I am reading it on the computer and changing things around as I go. It’s quite nice to get reacquainted with the characters. It’s quite embarrassing to read some of my sentence structures and clichéd descriptions. It’s quite a relief that I waited before doing anything with it.
I have also written the sequel to this book, which I will go onto next. Both are around 100,000 words. Then I think that I will self-publish them.
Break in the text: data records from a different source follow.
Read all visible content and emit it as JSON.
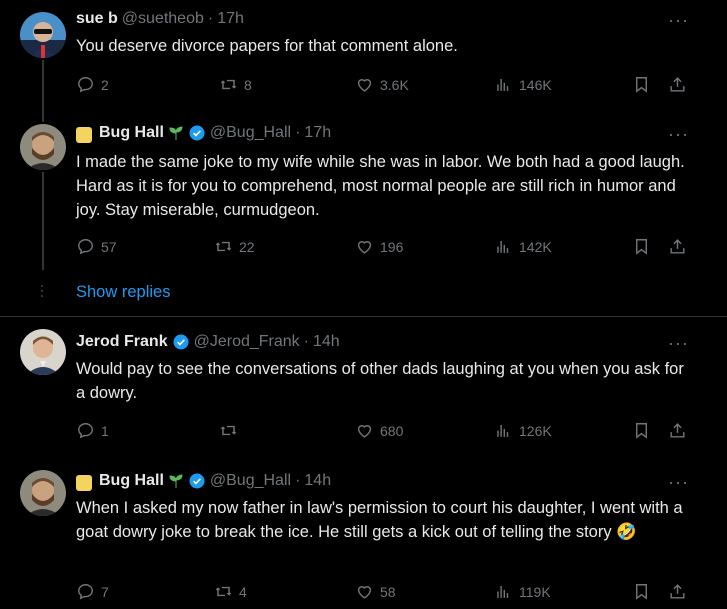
{
  "posts": [
    {
      "name": "sue b",
      "handle": "@suetheob",
      "dot": "·",
      "time": "17h",
      "text": "You deserve divorce papers for that comment alone.",
      "replies": "2",
      "reposts": "8",
      "likes": "3.6K",
      "views": "146K"
    },
    {
      "name": "Bug Hall",
      "handle": "@Bug_Hall",
      "dot": "·",
      "time": "17h",
      "text": "I made the same joke to my wife while she was in labor. We both had a good laugh. Hard as it is for you to comprehend, most normal people are still rich in humor and joy. Stay miserable, curmudgeon.",
      "replies": "57",
      "reposts": "22",
      "likes": "196",
      "views": "142K"
    },
    {
      "name": "Jerod Frank",
      "handle": "@Jerod_Frank",
      "dot": "·",
      "time": "14h",
      "text": "Would pay to see the conversations of other dads laughing at you when you ask for a dowry.",
      "replies": "1",
      "reposts": "",
      "likes": "680",
      "views": "126K"
    },
    {
      "name": "Bug Hall",
      "handle": "@Bug_Hall",
      "dot": "·",
      "time": "14h",
      "text": "When I asked my now father in law's permission to court his daughter, I went with a goat dowry joke to break the ice. He still gets a kick out of telling the story 🤣",
      "replies": "7",
      "reposts": "4",
      "likes": "58",
      "views": "119K"
    }
  ],
  "show_replies": "Show replies",
  "more_glyph": "···",
  "colors": {
    "accent": "#1d9bf0",
    "verified": "#1d9bf0",
    "muted": "#71767b",
    "text": "#e7e9ea"
  }
}
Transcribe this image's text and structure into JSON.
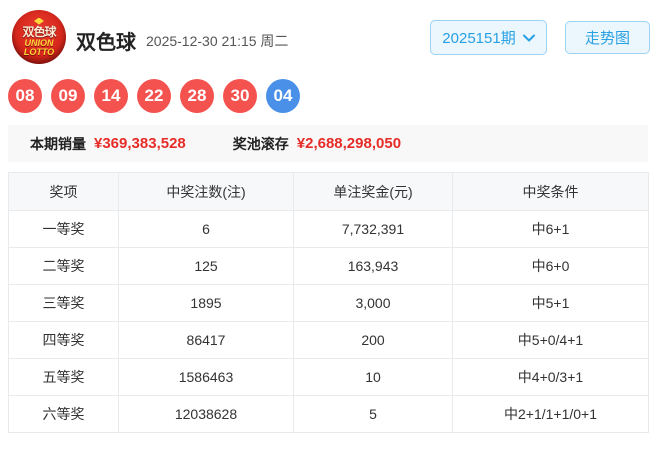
{
  "header": {
    "logo": {
      "line1": "双色球",
      "line2": "UNION",
      "line3": "LOTTO"
    },
    "title": "双色球",
    "datetime": "2025-12-30 21:15 周二",
    "issue_select": "2025151期",
    "trend_button": "走势图"
  },
  "draw": {
    "red_balls": [
      "08",
      "09",
      "14",
      "22",
      "28",
      "30"
    ],
    "blue_ball": "04"
  },
  "stats": {
    "sales_label": "本期销量",
    "sales_value": "¥369,383,528",
    "pool_label": "奖池滚存",
    "pool_value": "¥2,688,298,050"
  },
  "table": {
    "headers": [
      "奖项",
      "中奖注数(注)",
      "单注奖金(元)",
      "中奖条件"
    ],
    "rows": [
      {
        "prize": "一等奖",
        "count": "6",
        "amount": "7,732,391",
        "condition": "中6+1"
      },
      {
        "prize": "二等奖",
        "count": "125",
        "amount": "163,943",
        "condition": "中6+0"
      },
      {
        "prize": "三等奖",
        "count": "1895",
        "amount": "3,000",
        "condition": "中5+1"
      },
      {
        "prize": "四等奖",
        "count": "86417",
        "amount": "200",
        "condition": "中5+0/4+1"
      },
      {
        "prize": "五等奖",
        "count": "1586463",
        "amount": "10",
        "condition": "中4+0/3+1"
      },
      {
        "prize": "六等奖",
        "count": "12038628",
        "amount": "5",
        "condition": "中2+1/1+1/0+1"
      }
    ]
  },
  "colors": {
    "red_ball": "#f4524f",
    "blue_ball": "#4a90e8",
    "accent_blue": "#28a0e4",
    "value_red": "#e72c28"
  }
}
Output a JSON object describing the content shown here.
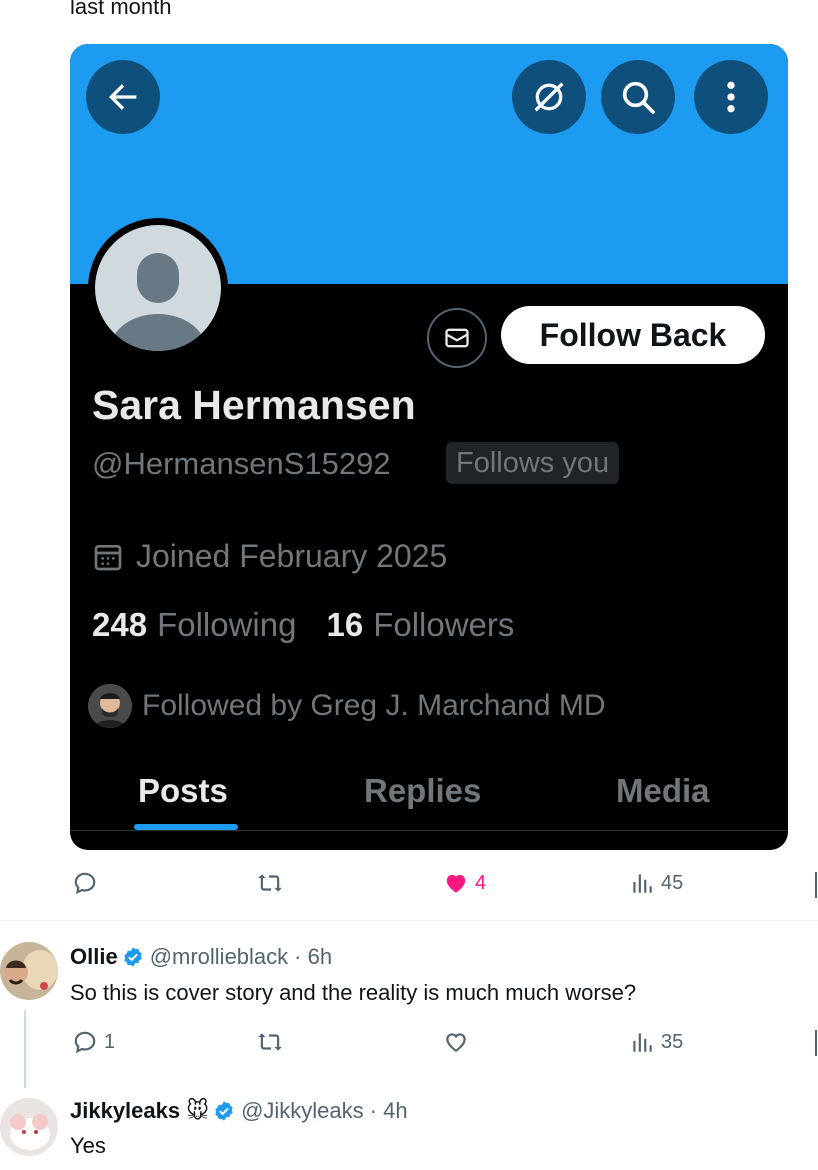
{
  "top": {
    "timestamp": "last month"
  },
  "profile": {
    "name": "Sara Hermansen",
    "handle": "@HermansenS15292",
    "follows_you": "Follows you",
    "follow_back": "Follow Back",
    "joined": "Joined February 2025",
    "following_count": "248",
    "following_label": "Following",
    "followers_count": "16",
    "followers_label": "Followers",
    "followed_by": "Followed by Greg J. Marchand MD",
    "tabs": [
      {
        "label": "Posts"
      },
      {
        "label": "Replies"
      },
      {
        "label": "Media"
      }
    ],
    "banner_color": "#1d9bf0"
  },
  "tweet_actions": {
    "likes": "4",
    "views": "45",
    "like_color": "#f91880"
  },
  "replies": [
    {
      "name": "Ollie",
      "handle": "@mrollieblack",
      "time": "· 6h",
      "text": "So this is cover story and the reality is much much worse?",
      "reply_count": "1",
      "views": "35"
    },
    {
      "name": "Jikkyleaks",
      "emoji": "🐭",
      "handle": "@Jikkyleaks",
      "time": "· 4h",
      "text": "Yes"
    }
  ]
}
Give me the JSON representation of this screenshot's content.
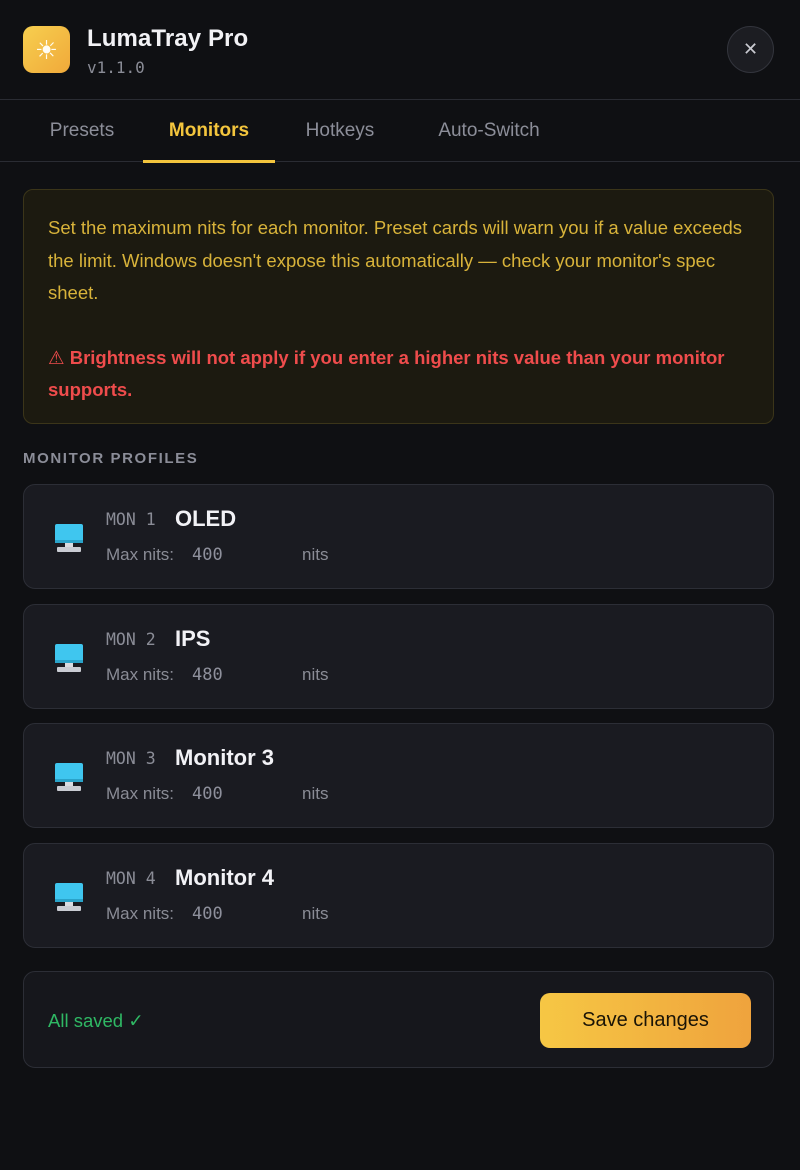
{
  "app": {
    "logo_icon": "sun-icon",
    "logo_glyph": "☀",
    "title": "LumaTray Pro",
    "version": "v1.1.0",
    "close_glyph": "✕"
  },
  "tabs": [
    {
      "label": "Presets",
      "active": false
    },
    {
      "label": "Monitors",
      "active": true
    },
    {
      "label": "Hotkeys",
      "active": false
    },
    {
      "label": "Auto-Switch",
      "active": false
    }
  ],
  "notice": {
    "text": "Set the maximum nits for each monitor. Preset cards will warn you if a value exceeds the limit. Windows doesn't expose this automatically — check your monitor's spec sheet.",
    "warning": "⚠ Brightness will not apply if you enter a higher nits value than your monitor supports."
  },
  "section_heading": "MONITOR PROFILES",
  "monitors": [
    {
      "id": "MON 1",
      "name": "OLED",
      "max_label": "Max nits:",
      "value": "400",
      "unit": "nits"
    },
    {
      "id": "MON 2",
      "name": "IPS",
      "max_label": "Max nits:",
      "value": "480",
      "unit": "nits"
    },
    {
      "id": "MON 3",
      "name": "Monitor 3",
      "max_label": "Max nits:",
      "value": "400",
      "unit": "nits"
    },
    {
      "id": "MON 4",
      "name": "Monitor 4",
      "max_label": "Max nits:",
      "value": "400",
      "unit": "nits"
    }
  ],
  "footer": {
    "status": "All saved ✓",
    "save_label": "Save changes"
  },
  "colors": {
    "accent": "#f3c53d",
    "background": "#0f1013",
    "card": "#1a1b21",
    "notice_text": "#d8b33a",
    "warning": "#ef4c4c",
    "success": "#2fb864",
    "monitor_icon": "#3fc6ef"
  }
}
I have posted before about the difficulty of finding titles for books and this first book has been the bane of my output to date. I have gone through at least a dozen titles that I have been temporarily keen on only to find that after a week or two, a month or two, they just don’t do it for me anymore. I have even toyed with the idea of changing the central character’s name so that I could utilise it (cleverly) in a series of titles as seems to be the fashion. I was going to change him from Sansom to Double. Then Sansom to Counter. Both words combine with others to provide a wealth of opportunities for snappy titles. But he isn’t Mr Double and he isn’t Mr Counter. He is Sansom. The character of Sansom has been a part of my life and as well as liking the name I can’t be so mercenary with it. I have an association with this character that I don’t want to corrupt; I wouldn’t be comfortable selling him out. Is that stupid, I wonder?
Anyway, the read-through has now given me a title that I like a lot, for now. I am going to call this book, Dirty Business. It’s a good fit. It’s short and suggestive. I hope that I still like it in a week. Also it will allow me to keep the title of the sequel, which I have – surprisingly – kept since writing it, Loose Ends. I need to commission the cover art soon, so I have to be sure. I’ll give it another month. By then I hope to have both books ready to go out.